Floating-rate mortgage simulator — 5-year / 125% rule support
Simulate a 'rate hike at year X to Y%' scenario for a Japanese floating-rate mortgage. Enter the original rate, term, hike timing, and post-hike rate to compare the no-hike baseline against the post-hike scenario — monthly payment, total interest, total paid. The 5-year rule (monthly payment frozen for 5 years after the hike) and the 125% rule (the new monthly is capped at 1.25× the previous monthly at the 5-year review) are optional toggles, with any resulting unpaid interest surfaced separately. Runs entirely in your browser — loan figures never leave the device.
How to use
Enter principal, initial annual rate, term (1–50 years), the post-hike rate, and the hike timing (years after origination). Optionally toggle the 5-year rule and the 125% rule, then click Run scenario to see (1) the no-hike baseline, (2) the post-hike scenario, (3) deltas for monthly payment, total interest, total paid, and (4) any unpaid interest. A red note appears when the 125% cap is binding.
FAQ
- What is the 5-year rule?
- Standard JP convention for equal-payment floating loans: **the monthly payment is frozen for 5 years after a rate change**. If interest grows beyond the monthly figure, the shortfall accumulates as unpaid interest added to the balance. Toggle this on to freeze the monthly for 60 months after the hike.
- What is the 125% rule?
- At the 5-year review boundary, the new monthly is **capped at 1.25× the prior monthly**. It prevents a sudden 2–3× jump in monthly payments. Toggle it on (in addition to the 5-year rule) and any computed monthly above 1.25× is held at the cap, with the shortfall logged as unpaid interest.
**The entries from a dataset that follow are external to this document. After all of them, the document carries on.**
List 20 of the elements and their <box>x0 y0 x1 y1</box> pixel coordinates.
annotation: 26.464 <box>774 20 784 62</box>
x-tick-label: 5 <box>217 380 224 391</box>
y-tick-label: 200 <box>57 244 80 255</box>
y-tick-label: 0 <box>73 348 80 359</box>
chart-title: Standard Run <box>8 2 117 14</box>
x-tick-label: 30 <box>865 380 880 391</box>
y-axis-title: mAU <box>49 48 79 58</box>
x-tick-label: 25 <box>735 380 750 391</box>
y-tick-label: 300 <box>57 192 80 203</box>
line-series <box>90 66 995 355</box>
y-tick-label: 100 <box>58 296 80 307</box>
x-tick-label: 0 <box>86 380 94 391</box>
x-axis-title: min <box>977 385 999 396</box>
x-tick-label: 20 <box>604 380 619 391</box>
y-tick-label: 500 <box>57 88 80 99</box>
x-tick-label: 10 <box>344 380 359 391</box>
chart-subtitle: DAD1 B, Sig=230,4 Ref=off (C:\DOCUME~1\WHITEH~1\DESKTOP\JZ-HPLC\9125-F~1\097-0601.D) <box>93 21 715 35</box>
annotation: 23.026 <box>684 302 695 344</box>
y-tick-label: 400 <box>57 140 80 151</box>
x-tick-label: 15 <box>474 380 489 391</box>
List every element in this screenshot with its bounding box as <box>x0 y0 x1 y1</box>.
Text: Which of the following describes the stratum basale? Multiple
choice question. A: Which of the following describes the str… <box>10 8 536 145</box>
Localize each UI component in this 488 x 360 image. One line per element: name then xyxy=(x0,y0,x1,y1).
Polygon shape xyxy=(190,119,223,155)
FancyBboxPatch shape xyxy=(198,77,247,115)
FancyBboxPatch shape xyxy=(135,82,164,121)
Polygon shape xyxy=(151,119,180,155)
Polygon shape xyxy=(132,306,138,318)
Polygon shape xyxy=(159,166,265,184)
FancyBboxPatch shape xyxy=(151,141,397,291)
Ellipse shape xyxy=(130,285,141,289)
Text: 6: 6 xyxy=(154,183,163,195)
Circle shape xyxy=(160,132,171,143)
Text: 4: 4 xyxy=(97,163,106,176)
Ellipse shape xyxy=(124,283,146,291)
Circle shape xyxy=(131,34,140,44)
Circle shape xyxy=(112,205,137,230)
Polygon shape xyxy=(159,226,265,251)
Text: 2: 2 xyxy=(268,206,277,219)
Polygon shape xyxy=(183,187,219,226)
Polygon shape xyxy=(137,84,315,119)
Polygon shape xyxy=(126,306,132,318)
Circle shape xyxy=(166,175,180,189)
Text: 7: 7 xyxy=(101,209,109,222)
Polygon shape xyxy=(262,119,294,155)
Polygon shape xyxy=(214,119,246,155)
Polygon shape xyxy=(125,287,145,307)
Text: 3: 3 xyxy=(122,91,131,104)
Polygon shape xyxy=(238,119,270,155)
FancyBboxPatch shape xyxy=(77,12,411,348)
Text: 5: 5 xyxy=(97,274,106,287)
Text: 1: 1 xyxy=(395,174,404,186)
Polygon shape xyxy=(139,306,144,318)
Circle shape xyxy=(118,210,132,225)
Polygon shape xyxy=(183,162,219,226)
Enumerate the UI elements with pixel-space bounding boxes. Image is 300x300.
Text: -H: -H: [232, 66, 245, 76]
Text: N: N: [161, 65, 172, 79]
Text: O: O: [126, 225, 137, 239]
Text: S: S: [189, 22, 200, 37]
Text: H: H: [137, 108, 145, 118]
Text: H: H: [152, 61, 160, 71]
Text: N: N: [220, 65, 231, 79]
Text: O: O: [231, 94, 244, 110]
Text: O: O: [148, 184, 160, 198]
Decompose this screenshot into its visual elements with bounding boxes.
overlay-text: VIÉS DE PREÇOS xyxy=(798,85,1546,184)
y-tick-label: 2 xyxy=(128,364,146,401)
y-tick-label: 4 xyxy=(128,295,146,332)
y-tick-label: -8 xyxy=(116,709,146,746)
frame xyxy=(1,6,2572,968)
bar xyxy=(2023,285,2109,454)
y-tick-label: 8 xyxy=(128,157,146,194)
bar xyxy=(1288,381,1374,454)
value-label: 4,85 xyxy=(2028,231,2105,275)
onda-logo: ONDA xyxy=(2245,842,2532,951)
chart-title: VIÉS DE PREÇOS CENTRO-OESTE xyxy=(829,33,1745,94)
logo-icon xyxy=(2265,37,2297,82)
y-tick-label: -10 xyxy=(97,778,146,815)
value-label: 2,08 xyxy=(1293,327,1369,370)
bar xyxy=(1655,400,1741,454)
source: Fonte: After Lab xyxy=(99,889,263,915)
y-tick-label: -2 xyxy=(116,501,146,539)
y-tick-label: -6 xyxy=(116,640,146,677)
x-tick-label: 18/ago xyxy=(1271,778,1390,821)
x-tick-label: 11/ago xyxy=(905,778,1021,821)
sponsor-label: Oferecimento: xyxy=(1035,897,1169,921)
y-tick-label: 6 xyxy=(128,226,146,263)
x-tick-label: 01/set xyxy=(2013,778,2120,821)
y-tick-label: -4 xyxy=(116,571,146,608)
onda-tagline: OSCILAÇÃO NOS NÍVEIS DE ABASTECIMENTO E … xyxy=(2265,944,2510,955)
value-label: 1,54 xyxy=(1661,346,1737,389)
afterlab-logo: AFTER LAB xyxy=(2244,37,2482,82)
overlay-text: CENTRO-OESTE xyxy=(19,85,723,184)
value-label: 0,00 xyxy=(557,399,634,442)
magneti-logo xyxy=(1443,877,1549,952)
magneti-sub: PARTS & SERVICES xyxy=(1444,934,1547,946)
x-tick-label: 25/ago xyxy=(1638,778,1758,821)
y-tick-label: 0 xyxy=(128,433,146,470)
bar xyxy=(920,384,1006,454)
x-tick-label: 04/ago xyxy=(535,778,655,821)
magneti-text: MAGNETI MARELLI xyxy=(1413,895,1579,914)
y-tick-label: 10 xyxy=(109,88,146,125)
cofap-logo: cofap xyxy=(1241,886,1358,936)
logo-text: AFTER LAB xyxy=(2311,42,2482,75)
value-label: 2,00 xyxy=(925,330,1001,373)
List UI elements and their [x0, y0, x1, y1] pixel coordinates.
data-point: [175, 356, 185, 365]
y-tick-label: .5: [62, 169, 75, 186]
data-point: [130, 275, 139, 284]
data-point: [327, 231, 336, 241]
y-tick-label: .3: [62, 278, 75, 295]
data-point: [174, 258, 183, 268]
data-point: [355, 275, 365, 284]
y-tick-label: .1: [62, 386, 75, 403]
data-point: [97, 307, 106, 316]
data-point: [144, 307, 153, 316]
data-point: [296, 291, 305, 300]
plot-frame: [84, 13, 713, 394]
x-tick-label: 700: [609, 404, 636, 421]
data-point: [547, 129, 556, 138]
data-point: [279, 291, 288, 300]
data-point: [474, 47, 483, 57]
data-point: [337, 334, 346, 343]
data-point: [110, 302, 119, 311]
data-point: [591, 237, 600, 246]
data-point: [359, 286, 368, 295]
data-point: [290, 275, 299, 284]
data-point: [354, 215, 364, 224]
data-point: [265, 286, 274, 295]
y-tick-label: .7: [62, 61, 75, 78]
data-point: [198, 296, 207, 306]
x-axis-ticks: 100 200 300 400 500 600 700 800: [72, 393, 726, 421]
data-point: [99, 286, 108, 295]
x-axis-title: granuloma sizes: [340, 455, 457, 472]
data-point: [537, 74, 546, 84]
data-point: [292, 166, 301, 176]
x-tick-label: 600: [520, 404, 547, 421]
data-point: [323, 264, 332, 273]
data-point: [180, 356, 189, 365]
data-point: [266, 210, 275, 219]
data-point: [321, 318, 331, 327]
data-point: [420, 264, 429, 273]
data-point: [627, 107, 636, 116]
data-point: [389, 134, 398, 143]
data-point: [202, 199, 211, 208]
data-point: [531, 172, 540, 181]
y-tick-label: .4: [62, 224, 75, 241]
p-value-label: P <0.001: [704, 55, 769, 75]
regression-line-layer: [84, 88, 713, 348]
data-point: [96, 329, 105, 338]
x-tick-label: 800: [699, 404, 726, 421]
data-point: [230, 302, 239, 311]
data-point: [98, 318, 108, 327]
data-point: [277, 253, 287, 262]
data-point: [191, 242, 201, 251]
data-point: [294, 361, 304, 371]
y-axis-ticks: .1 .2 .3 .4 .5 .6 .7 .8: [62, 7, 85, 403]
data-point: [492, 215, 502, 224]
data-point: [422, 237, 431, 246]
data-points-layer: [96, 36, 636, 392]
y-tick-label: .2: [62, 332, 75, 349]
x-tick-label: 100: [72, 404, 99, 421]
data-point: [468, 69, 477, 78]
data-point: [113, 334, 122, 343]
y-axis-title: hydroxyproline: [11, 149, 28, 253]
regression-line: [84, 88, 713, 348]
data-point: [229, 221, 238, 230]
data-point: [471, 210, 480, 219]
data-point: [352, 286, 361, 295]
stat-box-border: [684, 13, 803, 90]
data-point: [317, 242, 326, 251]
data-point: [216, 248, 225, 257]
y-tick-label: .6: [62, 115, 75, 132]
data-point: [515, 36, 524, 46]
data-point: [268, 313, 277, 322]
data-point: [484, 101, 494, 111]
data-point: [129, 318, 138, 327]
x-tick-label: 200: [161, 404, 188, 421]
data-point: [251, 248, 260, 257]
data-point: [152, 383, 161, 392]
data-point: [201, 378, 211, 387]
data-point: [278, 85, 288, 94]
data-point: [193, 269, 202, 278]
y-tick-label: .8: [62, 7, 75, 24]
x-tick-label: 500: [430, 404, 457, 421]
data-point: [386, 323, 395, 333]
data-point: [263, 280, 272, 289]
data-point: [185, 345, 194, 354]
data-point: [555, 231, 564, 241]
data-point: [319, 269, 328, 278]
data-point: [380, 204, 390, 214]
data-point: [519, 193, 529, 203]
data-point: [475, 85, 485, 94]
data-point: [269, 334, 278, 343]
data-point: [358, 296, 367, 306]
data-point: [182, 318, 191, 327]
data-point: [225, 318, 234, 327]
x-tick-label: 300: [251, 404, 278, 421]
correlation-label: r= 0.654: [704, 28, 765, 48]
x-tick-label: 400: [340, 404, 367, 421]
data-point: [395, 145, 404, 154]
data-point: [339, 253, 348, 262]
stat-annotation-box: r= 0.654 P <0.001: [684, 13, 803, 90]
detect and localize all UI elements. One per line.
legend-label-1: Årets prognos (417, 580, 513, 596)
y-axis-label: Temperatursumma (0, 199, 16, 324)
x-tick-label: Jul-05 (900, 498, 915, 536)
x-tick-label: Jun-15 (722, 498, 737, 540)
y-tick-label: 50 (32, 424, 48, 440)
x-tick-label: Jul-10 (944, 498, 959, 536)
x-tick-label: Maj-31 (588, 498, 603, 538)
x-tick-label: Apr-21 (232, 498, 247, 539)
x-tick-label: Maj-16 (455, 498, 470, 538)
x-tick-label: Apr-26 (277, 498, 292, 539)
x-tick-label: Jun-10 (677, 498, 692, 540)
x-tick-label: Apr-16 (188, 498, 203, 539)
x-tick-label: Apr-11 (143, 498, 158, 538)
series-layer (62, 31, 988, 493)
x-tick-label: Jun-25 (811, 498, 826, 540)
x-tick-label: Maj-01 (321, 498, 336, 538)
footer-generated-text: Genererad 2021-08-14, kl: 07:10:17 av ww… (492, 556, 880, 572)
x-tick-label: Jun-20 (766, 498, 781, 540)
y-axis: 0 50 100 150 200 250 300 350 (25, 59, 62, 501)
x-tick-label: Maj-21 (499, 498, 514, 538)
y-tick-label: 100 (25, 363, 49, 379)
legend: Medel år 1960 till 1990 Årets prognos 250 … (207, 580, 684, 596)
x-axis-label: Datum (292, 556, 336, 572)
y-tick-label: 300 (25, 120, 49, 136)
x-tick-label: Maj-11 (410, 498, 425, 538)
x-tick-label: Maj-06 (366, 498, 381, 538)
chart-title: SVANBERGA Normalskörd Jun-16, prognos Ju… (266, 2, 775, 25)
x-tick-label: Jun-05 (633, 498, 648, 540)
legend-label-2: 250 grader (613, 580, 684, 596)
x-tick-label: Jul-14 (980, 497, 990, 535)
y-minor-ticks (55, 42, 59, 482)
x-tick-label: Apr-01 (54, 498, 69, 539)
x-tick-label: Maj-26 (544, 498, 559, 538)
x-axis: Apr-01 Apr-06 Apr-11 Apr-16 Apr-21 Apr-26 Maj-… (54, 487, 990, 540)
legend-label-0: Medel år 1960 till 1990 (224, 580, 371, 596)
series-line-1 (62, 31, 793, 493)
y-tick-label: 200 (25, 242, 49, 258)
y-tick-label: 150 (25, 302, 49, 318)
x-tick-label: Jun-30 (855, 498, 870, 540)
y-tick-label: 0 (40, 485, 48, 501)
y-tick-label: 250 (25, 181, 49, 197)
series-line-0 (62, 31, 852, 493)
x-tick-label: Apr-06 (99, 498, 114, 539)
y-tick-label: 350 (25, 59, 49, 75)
- How is unpaid interest settled?
- Practice varies by bank. The most common is a lump sum at the final payment; some banks spread the shortfall across the new fuller monthly. This tool assumes 'lump sum at final payment'. For large balances, talk to your lender early.
- When does the cap actually bind?
- Shorter remaining term + larger rate jumps. Example: JPY 30M / 35 years / 1.0% → 3.0% after 5 years: amortising JPY 26.6M over 30 years at 3% needs ~¥112k/month, which is 1.33× the original ¥84k → capped at ¥105k.
- What if I turn off the 5-year rule?
- The monthly payment switches to the post-hike value at the hike month itself (which is NOT how most JP banks operate, but useful for worst-case monthly impact or for equal-principal contracts that don't have the 5-year freeze).
- Why only one hike?
- Floating-rate loans actually adjust every 6 months. Modelling that exactly would require a long rate-path input. This tool stays simple — pick the single worst-case 'rate steps up' moment. Run it multiple times with different timings to explore scenarios.
- Can I combine this with prepayments?
- Not in this tool. Use mortgage-prepay-jp for the prepayment side; treat the post-hike rate from here as the new annual rate there.
- Is my input uploaded?
- No. Everything runs in your browser — loan figures never leave the device.